Inside the uncompleted isolation unit outside the male ward of General Hospital Katsina. Photo credit: Nigeria Health Watch

A 2015 research titled ‘The Economics of Epidemic Diseases’ by the University of Siena in Italy and published by the Public Library of Science concluded that in countries with limited resources, infectious disease epidemics have better chance of being eradicated when efforts are geared towards isolation of patients that have already being infected with the disease. When standard isolation centres are in place, the spread of the epidemic is largely minimised, translating to less devastation, and more lives saved. In its 2017 Guideline for the Prevention and Control of Viral Haemorrhagic Fevers such as Lassa and Ebola, the NCDC recommends isolation of all suspected or confirmed cases as one measure to take in case of a disease outbreak.

General Hospital Katsina is the biggest state government owned health facility in the state. It sits on a large property with well-built structures that include wards, a laboratory, accident and emergency unit and an administrative block, but lacks a proper and standard treatment and isolation unit. Health workers in the hospital confirmed that the ward that is to serve as an isolation unit is yet to be completed. Not only is the general hospital lacking an isolation unit, there appears not to be a permanent unit in the entire state.  Dr. Mustapha said the state carved out a temporary isolation unit at the Vesico-Vaginal Fistula (VVF) Centre in Katsina city during the Lassa Fever outbreak in 2016, but the facility was neither upgraded to a permanent one nor maintained after that.

Edo State, which shares the same peculiarities with Katsina in terms of infectious disease outbreaks, recently commissioned a treatment and isolation centre to help the state tackle the frequent outbreaks. This centre will aid the work of Irrua Specialist Teaching Hospital (ISTH), which serves as referral point for Lassa Fever in the state and the country. Edo State’s initiative is a good model for other states to follow, and particularly for Katsina, being a hotbed of outbreaks of meningitis, cholera and measles.

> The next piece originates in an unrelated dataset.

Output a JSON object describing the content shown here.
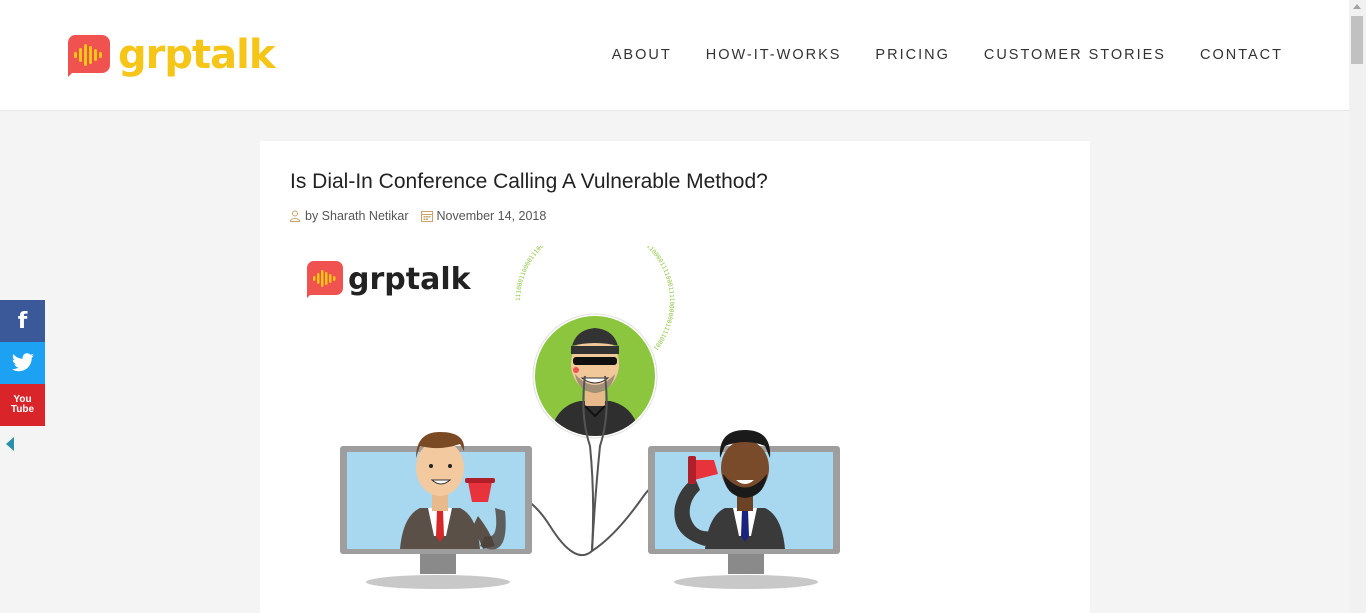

Katsina State seems to be taking some steps in the right direction. Dr. Mustapha said the state government is planning to build a world class infectious disease hospital, subject to acquiring a credit facility from the Islamic Development Bank. He also believes that the contingency fund of two hundred million naira set aside by Katsina State in 2018 for response to infectious disease is a good start and emphasised the state government’s plan to do the same in 2019. Citizens of the state should hold their leaders accountable to ensure that these funds earmarked for infectious disease prevention are used accordingly.

If the state is able to follow through with these plans and put in place functional permanent isolation centres, in the future Katsina residents who find themselves infected with diseases will be able to receive adequate care in isolation, without posing risks to others. Successful containment of an outbreak at the state level would have far reaching implications for the nation at large, allowing Nigeria to better prevent infectious disease epidemics from occurring.